Focus on issues affecting Kenya’s economy 

Kisumu protests

Kisumu residents light bonfires on Jomo Kenyatta Highway during anti-government protests on March 20, 2023. The high cost of living in our country is largely externally driven and has been with us for a number of years. 

Photo credit: Ondari Ogega| Nation Media Group

Like everybody else, I have been following the issue of the high cost of living and inflation.

The high cost of living in our country is largely externally driven and has been with us for a number of years. 

The demonstrations held on Monday, March 20, 2023, have prompted me to vent on some of the pertinent issues.

The effects of the Covid-19 pandemic are still ravaging the economy.

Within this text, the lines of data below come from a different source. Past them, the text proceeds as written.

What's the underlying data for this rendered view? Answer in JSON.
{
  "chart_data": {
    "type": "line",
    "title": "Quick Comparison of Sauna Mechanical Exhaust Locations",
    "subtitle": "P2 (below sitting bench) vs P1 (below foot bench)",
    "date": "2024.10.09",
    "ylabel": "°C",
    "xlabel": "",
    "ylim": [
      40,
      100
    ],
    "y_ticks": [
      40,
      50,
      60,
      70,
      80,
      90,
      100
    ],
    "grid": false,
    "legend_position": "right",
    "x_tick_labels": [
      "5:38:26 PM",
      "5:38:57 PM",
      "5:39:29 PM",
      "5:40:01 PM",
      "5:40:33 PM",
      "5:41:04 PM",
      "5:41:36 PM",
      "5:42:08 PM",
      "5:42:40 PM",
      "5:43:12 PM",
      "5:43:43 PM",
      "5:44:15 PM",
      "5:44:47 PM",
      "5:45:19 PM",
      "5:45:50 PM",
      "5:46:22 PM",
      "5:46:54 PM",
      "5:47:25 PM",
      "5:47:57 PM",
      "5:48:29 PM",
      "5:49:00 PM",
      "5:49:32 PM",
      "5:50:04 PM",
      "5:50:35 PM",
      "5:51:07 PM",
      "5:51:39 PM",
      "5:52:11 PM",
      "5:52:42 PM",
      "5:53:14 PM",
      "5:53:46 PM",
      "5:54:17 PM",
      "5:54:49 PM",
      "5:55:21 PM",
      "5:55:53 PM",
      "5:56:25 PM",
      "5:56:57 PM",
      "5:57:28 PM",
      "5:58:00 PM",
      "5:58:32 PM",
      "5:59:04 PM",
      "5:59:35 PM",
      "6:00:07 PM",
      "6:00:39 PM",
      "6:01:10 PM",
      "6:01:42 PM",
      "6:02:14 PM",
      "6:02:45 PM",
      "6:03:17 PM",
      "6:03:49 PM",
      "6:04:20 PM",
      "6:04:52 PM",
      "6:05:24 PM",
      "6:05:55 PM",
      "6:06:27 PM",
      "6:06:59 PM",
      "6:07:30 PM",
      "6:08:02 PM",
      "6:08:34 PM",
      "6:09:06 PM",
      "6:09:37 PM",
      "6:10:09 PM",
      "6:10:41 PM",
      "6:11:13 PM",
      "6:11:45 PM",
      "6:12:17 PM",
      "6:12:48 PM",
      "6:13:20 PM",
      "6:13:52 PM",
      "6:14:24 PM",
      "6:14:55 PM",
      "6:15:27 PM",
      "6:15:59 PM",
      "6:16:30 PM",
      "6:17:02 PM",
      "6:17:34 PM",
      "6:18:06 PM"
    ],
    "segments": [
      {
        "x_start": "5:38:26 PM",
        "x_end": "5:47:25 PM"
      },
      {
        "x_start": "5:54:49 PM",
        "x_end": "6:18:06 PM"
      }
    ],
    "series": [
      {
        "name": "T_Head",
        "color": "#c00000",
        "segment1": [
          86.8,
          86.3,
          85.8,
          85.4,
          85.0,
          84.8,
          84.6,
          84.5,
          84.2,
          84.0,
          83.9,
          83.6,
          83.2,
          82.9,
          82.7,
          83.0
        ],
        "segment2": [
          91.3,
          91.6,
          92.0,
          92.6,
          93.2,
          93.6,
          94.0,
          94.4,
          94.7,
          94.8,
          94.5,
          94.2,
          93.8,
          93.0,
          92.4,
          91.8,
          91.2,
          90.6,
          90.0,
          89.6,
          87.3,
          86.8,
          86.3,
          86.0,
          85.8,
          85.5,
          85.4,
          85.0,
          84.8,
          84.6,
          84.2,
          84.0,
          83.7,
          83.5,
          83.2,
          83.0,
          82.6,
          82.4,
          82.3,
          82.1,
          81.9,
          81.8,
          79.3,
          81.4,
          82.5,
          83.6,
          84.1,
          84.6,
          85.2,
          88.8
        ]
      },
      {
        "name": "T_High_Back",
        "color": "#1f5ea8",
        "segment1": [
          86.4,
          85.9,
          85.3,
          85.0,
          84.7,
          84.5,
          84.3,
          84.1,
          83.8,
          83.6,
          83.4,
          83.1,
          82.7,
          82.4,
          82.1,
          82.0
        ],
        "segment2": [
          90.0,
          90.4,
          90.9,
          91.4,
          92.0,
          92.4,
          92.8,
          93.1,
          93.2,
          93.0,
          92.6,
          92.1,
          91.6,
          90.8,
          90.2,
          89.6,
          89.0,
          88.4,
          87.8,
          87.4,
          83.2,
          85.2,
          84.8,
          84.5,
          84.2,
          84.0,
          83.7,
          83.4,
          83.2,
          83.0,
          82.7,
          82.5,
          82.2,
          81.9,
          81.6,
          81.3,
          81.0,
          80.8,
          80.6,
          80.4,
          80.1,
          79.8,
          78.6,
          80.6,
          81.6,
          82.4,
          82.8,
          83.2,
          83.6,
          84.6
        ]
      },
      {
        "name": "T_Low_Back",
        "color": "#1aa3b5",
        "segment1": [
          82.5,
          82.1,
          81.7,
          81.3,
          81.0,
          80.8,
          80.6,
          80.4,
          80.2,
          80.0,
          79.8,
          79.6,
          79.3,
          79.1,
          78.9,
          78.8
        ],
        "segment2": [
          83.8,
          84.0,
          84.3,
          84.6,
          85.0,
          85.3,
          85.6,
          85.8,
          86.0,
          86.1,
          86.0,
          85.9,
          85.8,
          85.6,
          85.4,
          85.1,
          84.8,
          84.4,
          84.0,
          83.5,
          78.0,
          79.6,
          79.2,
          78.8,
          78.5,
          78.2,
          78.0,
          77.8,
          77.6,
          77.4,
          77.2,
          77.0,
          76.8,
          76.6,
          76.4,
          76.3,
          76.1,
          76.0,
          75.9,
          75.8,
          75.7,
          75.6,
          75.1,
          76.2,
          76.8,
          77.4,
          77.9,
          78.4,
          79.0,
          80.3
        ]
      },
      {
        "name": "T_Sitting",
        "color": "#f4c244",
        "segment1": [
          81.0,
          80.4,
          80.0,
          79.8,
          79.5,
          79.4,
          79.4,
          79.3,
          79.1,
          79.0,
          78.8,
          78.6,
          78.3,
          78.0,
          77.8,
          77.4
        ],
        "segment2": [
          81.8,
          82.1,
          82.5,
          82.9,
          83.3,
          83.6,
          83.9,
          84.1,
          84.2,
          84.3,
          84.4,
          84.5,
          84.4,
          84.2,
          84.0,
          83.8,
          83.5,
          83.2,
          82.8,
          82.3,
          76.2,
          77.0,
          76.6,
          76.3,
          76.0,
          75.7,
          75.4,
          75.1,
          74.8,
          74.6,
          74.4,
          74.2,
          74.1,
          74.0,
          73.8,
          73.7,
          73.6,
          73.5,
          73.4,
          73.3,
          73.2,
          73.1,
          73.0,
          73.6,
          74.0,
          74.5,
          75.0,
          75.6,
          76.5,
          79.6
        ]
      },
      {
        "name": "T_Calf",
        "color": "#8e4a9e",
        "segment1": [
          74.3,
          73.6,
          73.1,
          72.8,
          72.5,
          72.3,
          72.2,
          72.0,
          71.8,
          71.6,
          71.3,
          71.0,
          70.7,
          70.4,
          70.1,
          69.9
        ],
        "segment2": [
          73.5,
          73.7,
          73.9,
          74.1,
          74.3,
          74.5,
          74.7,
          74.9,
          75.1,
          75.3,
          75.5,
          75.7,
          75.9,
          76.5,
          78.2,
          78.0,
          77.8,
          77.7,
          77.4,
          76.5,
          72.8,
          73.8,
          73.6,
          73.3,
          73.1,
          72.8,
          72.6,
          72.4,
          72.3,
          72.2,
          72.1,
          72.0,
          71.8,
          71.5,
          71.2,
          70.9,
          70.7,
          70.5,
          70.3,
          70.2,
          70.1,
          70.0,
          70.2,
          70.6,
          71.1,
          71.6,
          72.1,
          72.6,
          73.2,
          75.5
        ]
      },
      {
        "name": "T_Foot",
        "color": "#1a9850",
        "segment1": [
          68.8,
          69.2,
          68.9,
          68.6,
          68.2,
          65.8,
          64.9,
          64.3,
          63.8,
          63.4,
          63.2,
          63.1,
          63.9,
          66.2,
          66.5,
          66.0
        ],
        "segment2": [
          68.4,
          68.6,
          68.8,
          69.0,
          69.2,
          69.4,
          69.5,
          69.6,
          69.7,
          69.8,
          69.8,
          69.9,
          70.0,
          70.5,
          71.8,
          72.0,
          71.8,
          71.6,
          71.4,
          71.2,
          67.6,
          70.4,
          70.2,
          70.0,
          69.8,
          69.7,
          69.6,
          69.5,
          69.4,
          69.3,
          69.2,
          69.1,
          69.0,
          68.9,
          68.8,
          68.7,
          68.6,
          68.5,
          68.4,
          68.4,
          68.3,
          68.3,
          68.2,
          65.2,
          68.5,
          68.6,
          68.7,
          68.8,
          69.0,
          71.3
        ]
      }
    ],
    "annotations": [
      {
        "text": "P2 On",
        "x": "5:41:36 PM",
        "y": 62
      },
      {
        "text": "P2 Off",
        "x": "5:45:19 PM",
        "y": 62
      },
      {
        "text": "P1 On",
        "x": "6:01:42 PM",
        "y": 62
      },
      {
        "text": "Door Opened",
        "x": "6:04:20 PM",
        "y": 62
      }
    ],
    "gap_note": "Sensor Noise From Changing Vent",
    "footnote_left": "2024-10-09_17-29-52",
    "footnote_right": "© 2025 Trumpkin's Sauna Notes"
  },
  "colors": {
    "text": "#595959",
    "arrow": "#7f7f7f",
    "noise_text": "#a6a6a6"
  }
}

We are yet to recover. 

After Covid-19, the Russia-Ukraine war started in February 2022, leading to a global food and energy crisis.

In order to safeguard its economy from the attendant inflation, the US Fed enhanced its rate more than five times and the currencies of the rest of the world devalued, leading to high import bills.

Climate change has led to the worst drought in 40 years in our part of the world. These are just examples of the factors that are negatively impacting the motherland. We should not that there are no quick fixes for them.

Within our economy, we have heard about some Sh15 billion that was disbursed in minutes, and other incidents where more than Sh6 billion was paid out for Telkom shares. 

These matters are still under scrutiny, but they stick out like a sore thumb on weak (or nonexistent) fiscal consolidation discipline. 

The Joint World Bank-IMF Debt Sustainability Analysis 2022 indicated that Kenya was in breach of four out of six debt burden indicators. 

Citing June 2022 data, the report indicated that total debt service was estimated at 47.9 per cent of total revenue collected. 

The matter of the 2022 General Election was decided by the Supreme Court and is, ipso facto, closed. 

IEBC reconstitution

The Azimio la Umoja political formation is agitating for the IEBC selection panel to be reconstituted. 

Unless my memory fails me, this matter was deliberated and agreed upon in the National Assembly (where Azimio has a significant presence).

If Azimio feels aggrieved by the amended law on the selection panel, wouldn’t it be more decent to file a case in court for review?

It is only six months since President Ruto assumed office, and we have heard his plan to stabilise the economy. Needless to say, some of the President’s policies will take time to manifest. 

I am aware of the constitutional right to picket. I would, however, wish to see the demos as the last option.

Parliament can move a motion on the cost of living as a matter of national importance and provide direction on how to ease the suffering in the event they feel government policies are slow.

Let us not imperil the stability of our country through engagements whose endgame may turn out to be very unpleasant. We don’t have any other place to call home.